The Hernando School Board on Tuesday gave its initial approval for a summer day camp at the center that is typically closed during that season.
"It's a win-win situation," Cheryl Paradis, the Hernando County teacher on special assignment who manages the center, told the board. "We win because we offer a place for learning, the students win because they have a place to go, and you're going to win because it's not going to cost anything."
The center, on County Road 550 just west of Weeki Wachee Springs State Park, sits on about 20 acres in the Weekiwachee Preserve and opened in 2005 as a joint project between the school district and the Southwest Florida Water Management District, known as Swiftmud.
Swiftmud paid $780,000 for construction; the school district enjoys a no-cost lease but pays to operate and maintain the site.
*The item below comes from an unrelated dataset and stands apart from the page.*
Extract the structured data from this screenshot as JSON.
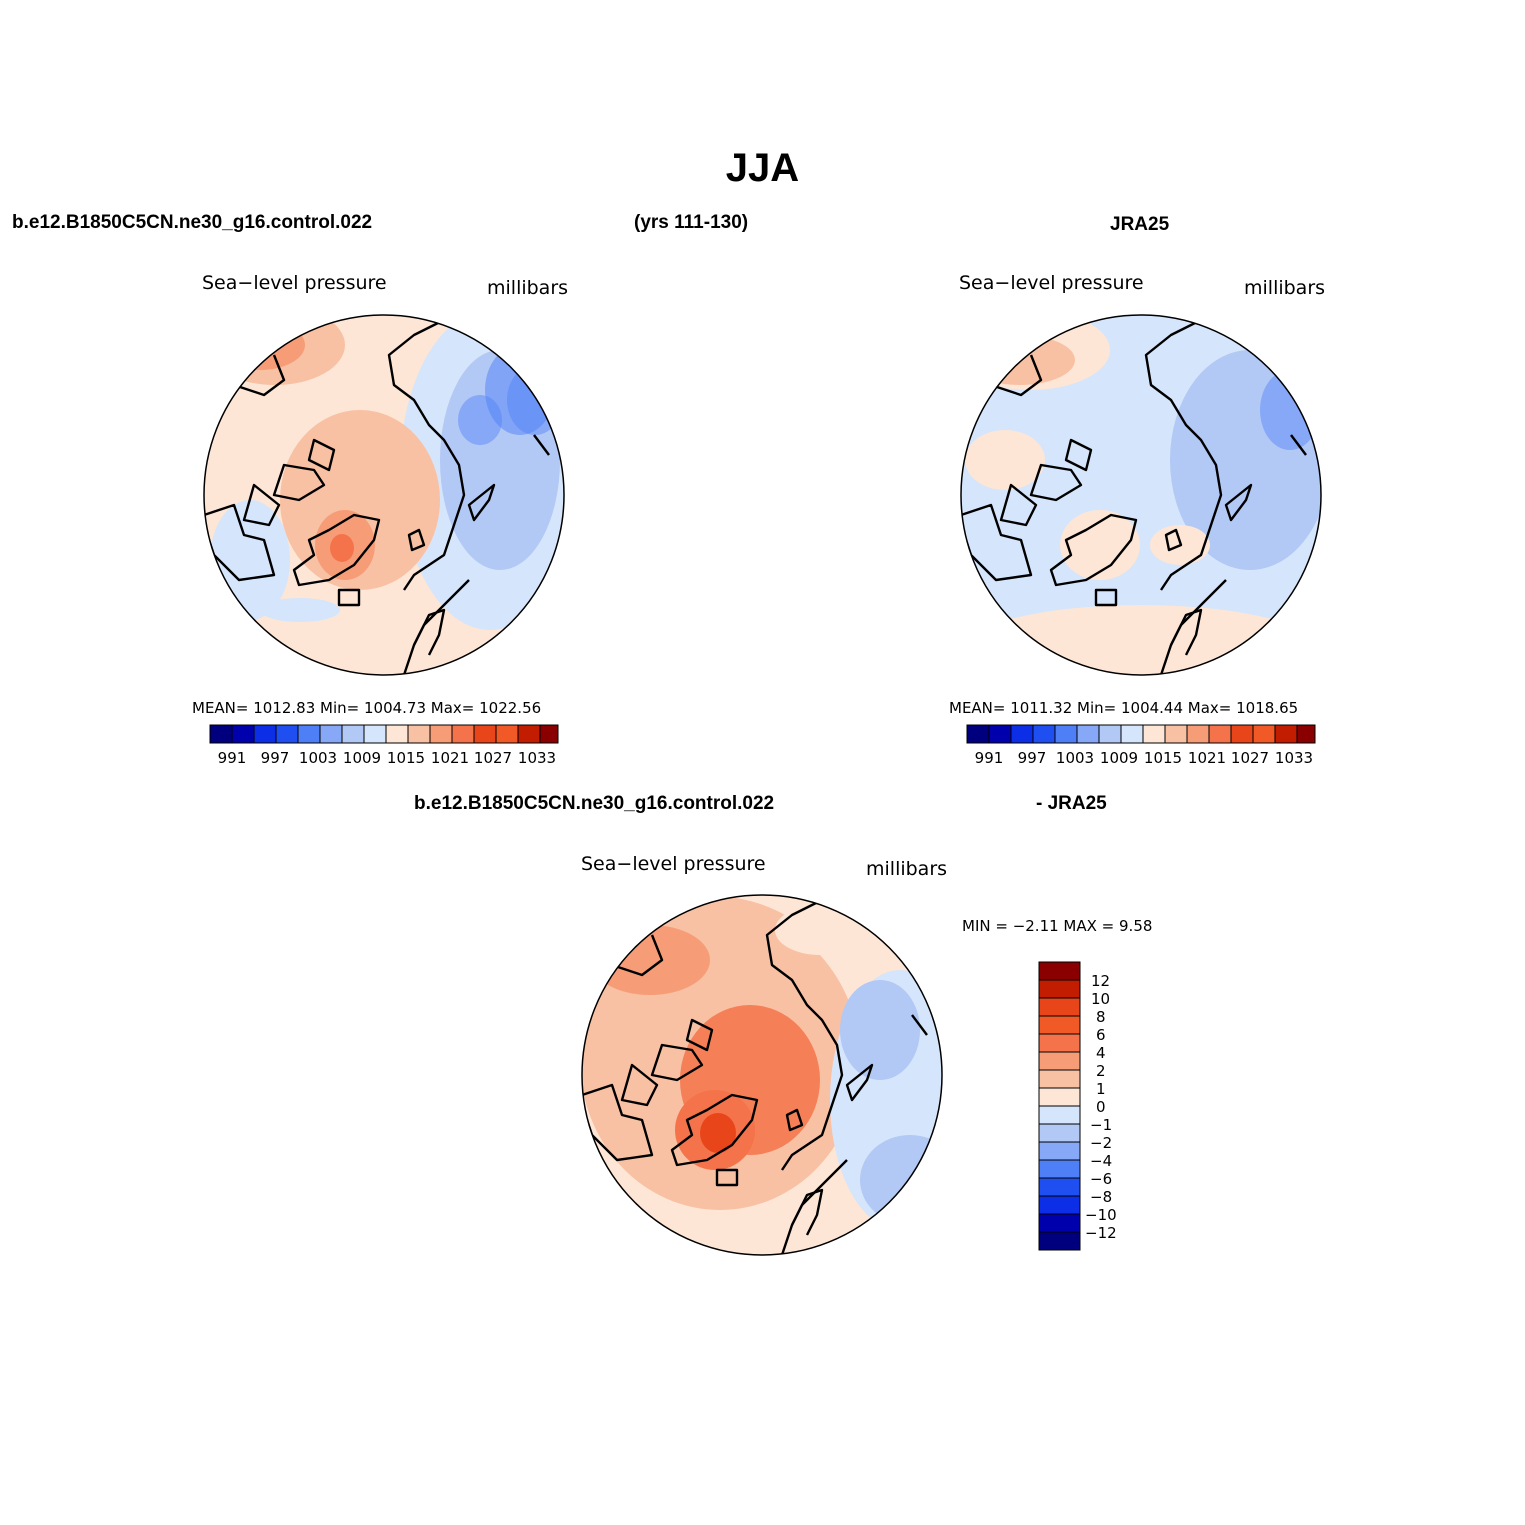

The annual budget is about $150,000, but some of that is covered by grant dollars, Paradis said.
More than 6,400 students visited the center last year, taking lessons in its four classrooms but spending just as much or more time exploring the river by kayak and hiking in the surrounding scrub habitat.
The proposal for next summer calls for two, one-week camp sessions of up to 48 students and four teachers. The regular day would run from 9 a.m. to 3 p.m. for $125 per student. Extended care would be offered from 7 to 9 a.m. and 3 to 6 p.m. for an additional $50 per week.
The program calls for hands-on activities like plant and animal identification, GPS mapping and nature photography, among others.
The camp is expected to break even and possibly bring in a modest profit that could be put back into the center, Paradis said.
"This is long overdue and we appreciate all the work and time and effort you've put into it and will put into it," board member John Sweeney said.
The board is expected to formally approve the plan at a regular meeting next month. After that, registration dates at the center would be announced, Paradis said. Parents would pay to reserve their spot on a first-come, first-served basis.
Paradis modeled the proposal based on visits to similar camps in Hillsborough and Pasco counties. Those counties run the camps all summer, and the goal is to expand Hernando's camp, too, she said.
"This is our maiden voyage, and we'll see how it goes," she said.